In a letter dated 17 January made available to local media, the Cameroonian government banned all activities by CACSC and the the Southern Cameroons National Council. Barrister Nkongho Felix Agbor-Balla, president of the Cameroon Anglophone Civil Society Consortium (CACSC), and the group's secretary general, Dr Fontem Neba, were also arrested.
"Any other related groups with similar objectives or by anyone partisan to these groups, are hereby prohibited all over the national territory," the letter said, according to independent online news site Africa Times.
The ban and arrests occurred on the second day of this week's so-called 'ghost town' strike in Buea and Bamenda, capitals of the south-west and north-west provinces, the country's only Anglophone areas.
Lawyers, teachers and students have been striking and protesting since October 2016 against perceived marginalisation and the use of French in courts and schools in the provinces. It is also believed internet was blocked in the two provinces.
The Cameroonian High Commisison in London has not responded to a request for comments.

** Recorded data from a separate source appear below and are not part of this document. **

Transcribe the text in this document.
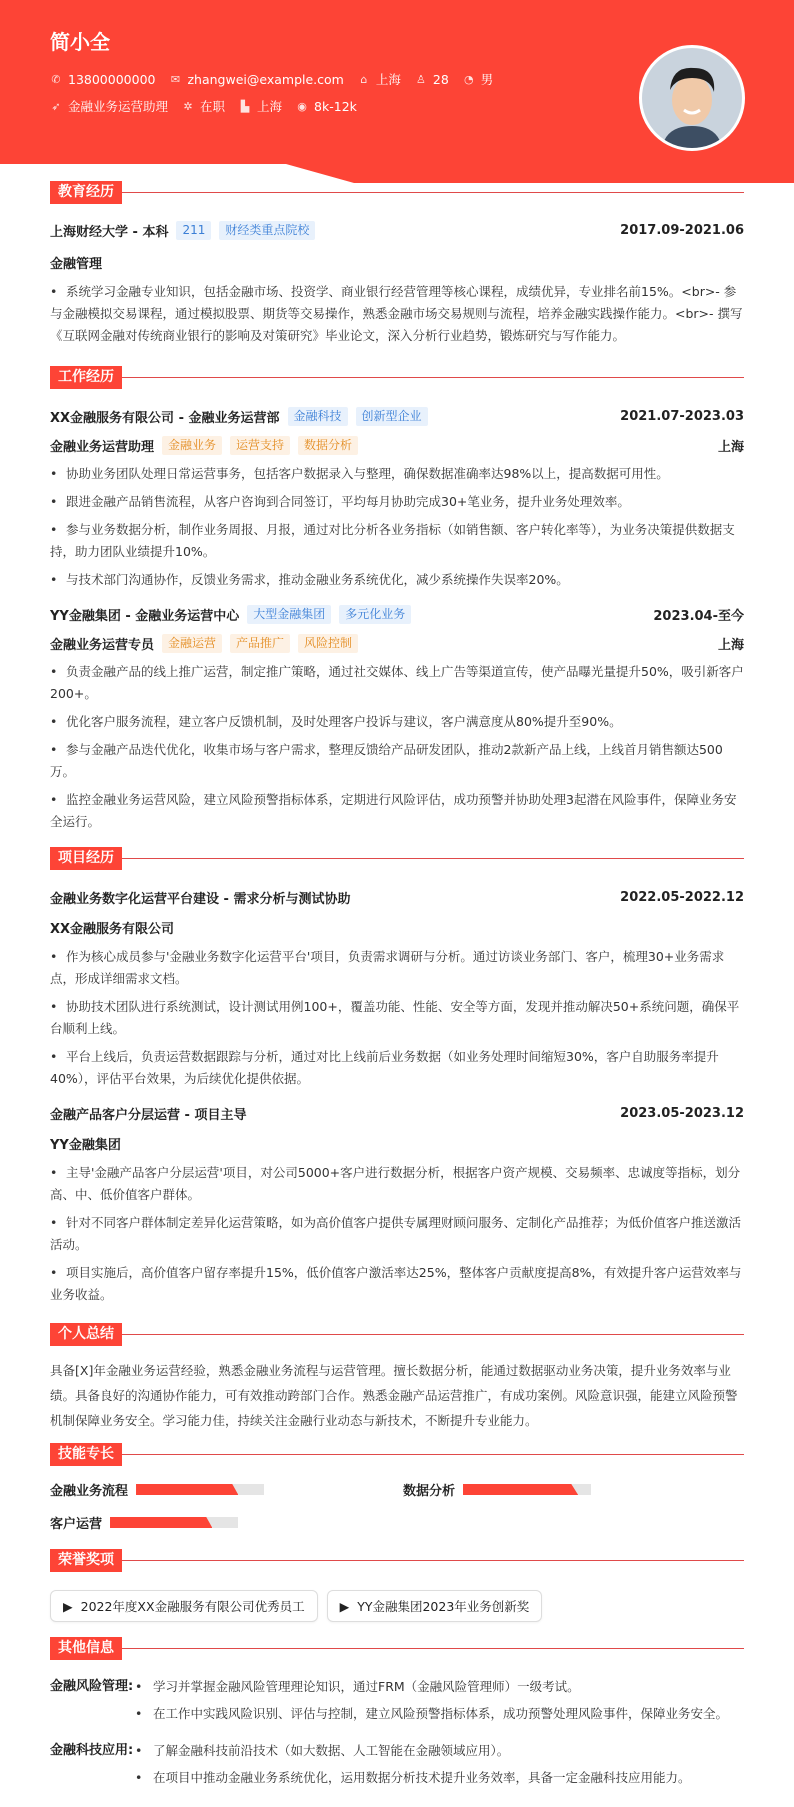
简小全
✆ 13800000000 ✉ zhangwei@example.com ⌂ 上海 ♙ 28 ◔ 男
➶ 金融业务运营助理 ✲ 在职 ▙ 上海 ◉ 8k-12k
教育经历
上海财经大学 - 本科	211	财经类重点院校	2017.09-2021.06
金融管理
• 系统学习金融专业知识，包括金融市场、投资学、商业银行经营管理等核心课程，成绩优异，专业排名前15%。<br>- 参与金融模拟交易课程，通过模拟股票、期货等交易操作，熟悉金融市场交易规则与流程，培养金融实践操作能力。<br>- 撰写《互联网金融对传统商业银行的影响及对策研究》毕业论文，深入分析行业趋势，锻炼研究与写作能力。
工作经历
XX金融服务有限公司 - 金融业务运营部	金融科技	创新型企业	2021.07-2023.03
金融业务运营助理	金融业务	运营支持	数据分析	上海
• 协助业务团队处理日常运营事务，包括客户数据录入与整理，确保数据准确率达98%以上，提高数据可用性。
• 跟进金融产品销售流程，从客户咨询到合同签订，平均每月协助完成30+笔业务，提升业务处理效率。
• 参与业务数据分析，制作业务周报、月报，通过对比分析各业务指标（如销售额、客户转化率等），为业务决策提供数据支持，助力团队业绩提升10%。
• 与技术部门沟通协作，反馈业务需求，推动金融业务系统优化，减少系统操作失误率20%。
YY金融集团 - 金融业务运营中心	大型金融集团	多元化业务	2023.04-至今
金融业务运营专员	金融运营	产品推广	风险控制	上海
• 负责金融产品的线上推广运营，制定推广策略，通过社交媒体、线上广告等渠道宣传，使产品曝光量提升50%，吸引新客户200+。
• 优化客户服务流程，建立客户反馈机制，及时处理客户投诉与建议，客户满意度从80%提升至90%。
• 参与金融产品迭代优化，收集市场与客户需求，整理反馈给产品研发团队，推动2款新产品上线，上线首月销售额达500万。
• 监控金融业务运营风险，建立风险预警指标体系，定期进行风险评估，成功预警并协助处理3起潜在风险事件，保障业务安全运行。
项目经历
金融业务数字化运营平台建设 - 需求分析与测试协助	2022.05-2022.12
XX金融服务有限公司
• 作为核心成员参与'金融业务数字化运营平台'项目，负责需求调研与分析。通过访谈业务部门、客户，梳理30+业务需求点，形成详细需求文档。
• 协助技术团队进行系统测试，设计测试用例100+，覆盖功能、性能、安全等方面，发现并推动解决50+系统问题，确保平台顺利上线。
• 平台上线后，负责运营数据跟踪与分析，通过对比上线前后业务数据（如业务处理时间缩短30%，客户自助服务率提升40%），评估平台效果，为后续优化提供依据。
金融产品客户分层运营 - 项目主导	2023.05-2023.12
YY金融集团
• 主导'金融产品客户分层运营'项目，对公司5000+客户进行数据分析，根据客户资产规模、交易频率、忠诚度等指标，划分高、中、低价值客户群体。
• 针对不同客户群体制定差异化运营策略，如为高价值客户提供专属理财顾问服务、定制化产品推荐；为低价值客户推送激活活动。
• 项目实施后，高价值客户留存率提升15%，低价值客户激活率达25%，整体客户贡献度提高8%，有效提升客户运营效率与业务收益。
个人总结
具备[X]年金融业务运营经验，熟悉金融业务流程与运营管理。擅长数据分析，能通过数据驱动业务决策，提升业务效率与业绩。具备良好的沟通协作能力，可有效推动跨部门合作。熟悉金融产品运营推广，有成功案例。风险意识强，能建立风险预警机制保障业务安全。学习能力佳，持续关注金融行业动态与新技术，不断提升专业能力。
技能专长
金融业务流程	数据分析
客户运营
荣誉奖项
▶ 2022年度XX金融服务有限公司优秀员工	▶ YY金融集团2023年业务创新奖
其他信息
金融风险管理:	• 学习并掌握金融风险管理理论知识，通过FRM（金融风险管理师）一级考试。
• 在工作中实践风险识别、评估与控制，建立风险预警指标体系，成功预警处理风险事件，保障业务安全。
金融科技应用:	• 了解金融科技前沿技术（如大数据、人工智能在金融领域应用）。
• 在项目中推动金融业务系统优化，运用数据分析技术提升业务效率，具备一定金融科技应用能力。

Since last October, protests have resulted in the death of at least four protesters in Bamenda, according to police sources. Dozens have been arrested, with right groups calling on authorities to investigate on the deaths.
The Cameroonian government, which denied allegations of excessive force by military and police to quell protests, is engaging with the organisers of the strike. However, it has rejected calls for a referendum on a possible return to a federal system.
Some groups have also taken to the streets demanding a return to a federal state system and the breakaway of the north-west and south-west provinces and the restoration of 'Southern Cameroons', or the Republic of Ambazonia, a British mandate during colonisation.